Edward Burtynsky announces world premiere of “In the Wake of Progress”

Commissioned and co-produced by Luminato Festival Toronto, the immersive media installation takes over the digital screens framing Yonge-Dundas Square on June 11 and 12, 2022.

Canadian artist Edward Burtynsky announced the world premiere of his first major immersive artwork, In the Wake of Progress.

Forty years in the making, this multimedia project bears witness to the impact of human industry on the planet. The experience is available to audiences this summer as unique indoor and outdoor presentations.

Co-produced by Canadian musician Bob Ezrin (known for his work with Pink Floyd, Andrea Bocelli, Peter Gabriel, Taylor Swift and more), In the Wake of Progress is a 22-minute event combining video and photographs from throughout Burtynsky’s career, fully choreographed to an original score composed by Phil Strong, with vocals by award-winning Cree Métis artist iskwē and performances by musicians of The Glenn Gould School at The Royal Conservatory of Music.

Commissioned and co-produced by Luminato Festival Toronto, and premiering as the marquee event of the Festival’s opening weekend at Yonge-Dundas Square on June 11 and 12, 2022, In the Wake of Progress will be a stunning takeover of the Square’s surrounding digital screens, enveloping audiences in a 280° array of his famous imagery, including new and never-before-seen work.

On the heels of the free, outdoor world premiere, In the Wake of Progress will launch as an indoor immersive experience in Toronto following the festival.
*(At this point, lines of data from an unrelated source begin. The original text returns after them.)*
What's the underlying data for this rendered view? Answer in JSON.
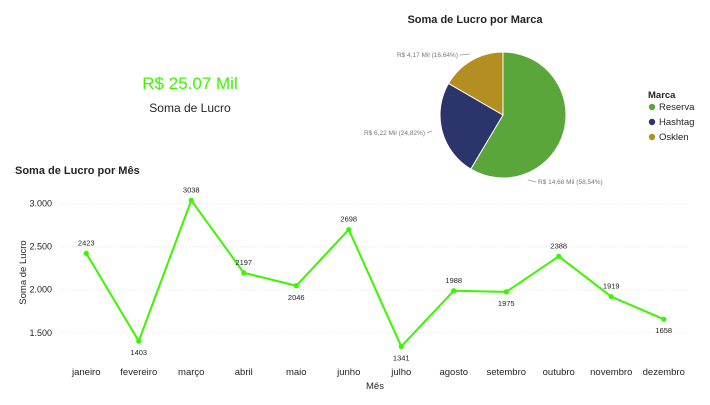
{
  "kpi": {
    "value": "R$ 25.07 Mil",
    "label": "Soma de Lucro"
  },
  "pie_chart": {
    "title": "Soma de Lucro por Marca",
    "legend_title": "Marca",
    "slices": [
      {
        "name": "Reserva",
        "value": 14.68,
        "percent": 58.54,
        "label": "R$ 14,68 Mil (58,54%)",
        "color": "#5aa63a"
      },
      {
        "name": "Hashtag",
        "value": 6.22,
        "percent": 24.82,
        "label": "R$ 6,22 Mil (24,82%)",
        "color": "#2b356b"
      },
      {
        "name": "Osklen",
        "value": 4.17,
        "percent": 16.64,
        "label": "R$ 4,17 Mil (16,64%)",
        "color": "#b38f22"
      }
    ]
  },
  "chart_data": {
    "type": "line",
    "title": "Soma de Lucro por Mês",
    "xlabel": "Mês",
    "ylabel": "Soma de Lucro",
    "categories": [
      "janeiro",
      "fevereiro",
      "março",
      "abril",
      "maio",
      "junho",
      "julho",
      "agosto",
      "setembro",
      "outubro",
      "novembro",
      "dezembro"
    ],
    "values": [
      2423,
      1403,
      3038,
      2197,
      2046,
      2698,
      1341,
      1988,
      1975,
      2388,
      1919,
      1658
    ],
    "yticks": [
      1500,
      2000,
      2500,
      3000
    ],
    "ytick_labels": [
      "1.500",
      "2.000",
      "2.500",
      "3.000"
    ],
    "ylim": [
      1300,
      3100
    ],
    "grid": true,
    "line_color": "#3cf500"
  }
}
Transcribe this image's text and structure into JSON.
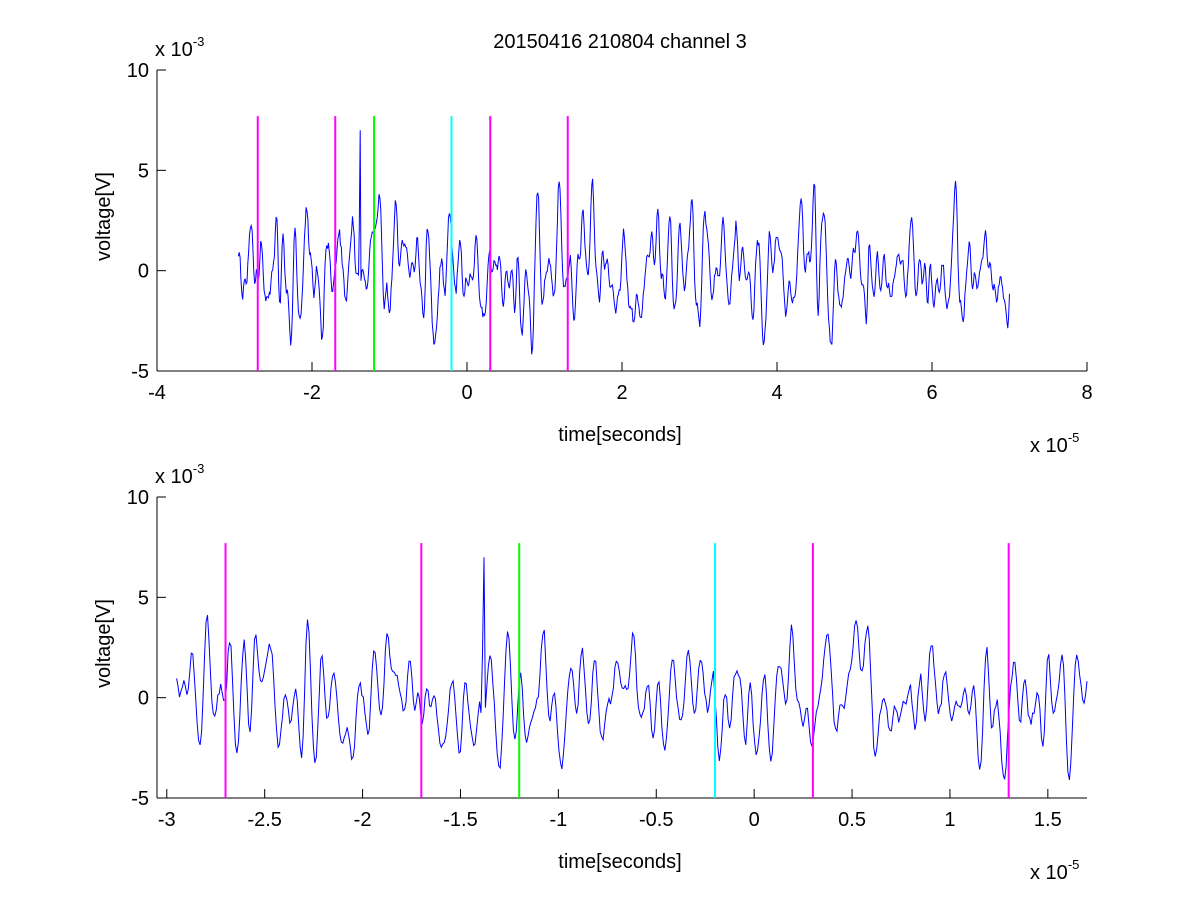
{
  "figure_title": "20150416 210804 channel 3",
  "chart_data": [
    {
      "type": "line",
      "title": "20150416 210804 channel 3",
      "xlabel": "time[seconds]",
      "ylabel": "voltage[V]",
      "x_exponent_label": "x 10",
      "x_exponent": "-5",
      "y_exponent_label": "x 10",
      "y_exponent": "-3",
      "xlim": [
        -4,
        8
      ],
      "ylim": [
        -5,
        10
      ],
      "x_ticks": [
        -4,
        -2,
        0,
        2,
        4,
        6,
        8
      ],
      "x_tick_labels": [
        "-4",
        "-2",
        "0",
        "2",
        "4",
        "6",
        "8"
      ],
      "y_ticks": [
        -5,
        0,
        5,
        10
      ],
      "y_tick_labels": [
        "-5",
        "0",
        "5",
        "10"
      ],
      "grid": false,
      "trace_color": "#0000ff",
      "signal_x_range": [
        -2.95,
        7.0
      ],
      "signal_peak": {
        "x": -1.38,
        "y": 7.0
      },
      "markers": [
        {
          "x": -2.7,
          "color": "#ff00ff"
        },
        {
          "x": -1.7,
          "color": "#ff00ff"
        },
        {
          "x": -1.2,
          "color": "#00ff00"
        },
        {
          "x": -0.2,
          "color": "#00ffff"
        },
        {
          "x": 0.3,
          "color": "#ff00ff"
        },
        {
          "x": 1.3,
          "color": "#ff00ff"
        }
      ],
      "marker_range": [
        -5,
        7.7
      ]
    },
    {
      "type": "line",
      "xlabel": "time[seconds]",
      "ylabel": "voltage[V]",
      "x_exponent_label": "x 10",
      "x_exponent": "-5",
      "y_exponent_label": "x 10",
      "y_exponent": "-3",
      "xlim": [
        -3.05,
        1.7
      ],
      "ylim": [
        -5,
        10
      ],
      "x_ticks": [
        -3,
        -2.5,
        -2,
        -1.5,
        -1,
        -0.5,
        0,
        0.5,
        1,
        1.5
      ],
      "x_tick_labels": [
        "-3",
        "-2.5",
        "-2",
        "-1.5",
        "-1",
        "-0.5",
        "0",
        "0.5",
        "1",
        "1.5"
      ],
      "y_ticks": [
        -5,
        0,
        5,
        10
      ],
      "y_tick_labels": [
        "-5",
        "0",
        "5",
        "10"
      ],
      "grid": false,
      "trace_color": "#0000ff",
      "signal_x_range": [
        -2.95,
        1.7
      ],
      "signal_peak": {
        "x": -1.38,
        "y": 7.0
      },
      "markers": [
        {
          "x": -2.7,
          "color": "#ff00ff"
        },
        {
          "x": -1.7,
          "color": "#ff00ff"
        },
        {
          "x": -1.2,
          "color": "#00ff00"
        },
        {
          "x": -0.2,
          "color": "#00ffff"
        },
        {
          "x": 0.3,
          "color": "#ff00ff"
        },
        {
          "x": 1.3,
          "color": "#ff00ff"
        }
      ],
      "marker_range": [
        -5,
        7.7
      ]
    }
  ]
}
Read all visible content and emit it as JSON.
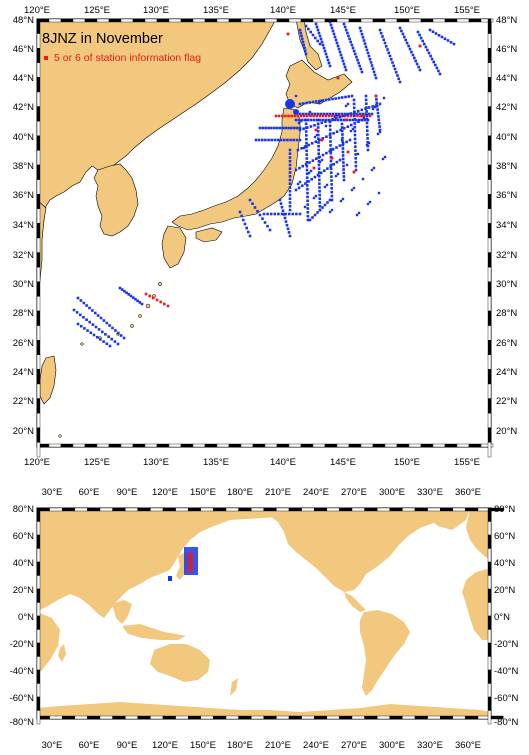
{
  "colors": {
    "land": "#f2c87e",
    "ocean": "#ffffff",
    "station": "#1a35e6",
    "flagged": "#e81c1c",
    "frame": "#000000"
  },
  "top_map": {
    "title": "8JNZ in November",
    "legend_label": "5 or 6 of station information flag",
    "lon_labels": [
      "120°E",
      "125°E",
      "130°E",
      "135°E",
      "140°E",
      "145°E",
      "150°E",
      "155°E"
    ],
    "lat_labels": [
      "48°N",
      "46°N",
      "44°N",
      "42°N",
      "40°N",
      "38°N",
      "36°N",
      "34°N",
      "32°N",
      "30°N",
      "28°N",
      "26°N",
      "24°N",
      "22°N",
      "20°N"
    ]
  },
  "bottom_map": {
    "lon_labels": [
      "30°E",
      "60°E",
      "90°E",
      "120°E",
      "150°E",
      "180°E",
      "210°E",
      "240°E",
      "270°E",
      "300°E",
      "330°E",
      "360°E"
    ],
    "lat_labels": [
      "80°N",
      "60°N",
      "40°N",
      "20°N",
      "0°N",
      "-20°N",
      "-40°N",
      "-60°N",
      "-80°N"
    ]
  }
}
“My hope is that this project, presented in venues and public squares globally — reaching nearly as far as I have travelled to create it — will provide a poignant statement illustrating the extent of human taking for the sake of modern progress. Places that were once, just beyond recent memory, abundant and pristine nature, are now transformed into landscapes of glass and concrete, sound and light. Where once there were forests, dense with biodiversity, now there are concrete jungles dense with the trappings of human life,” says Edward Burtynsky.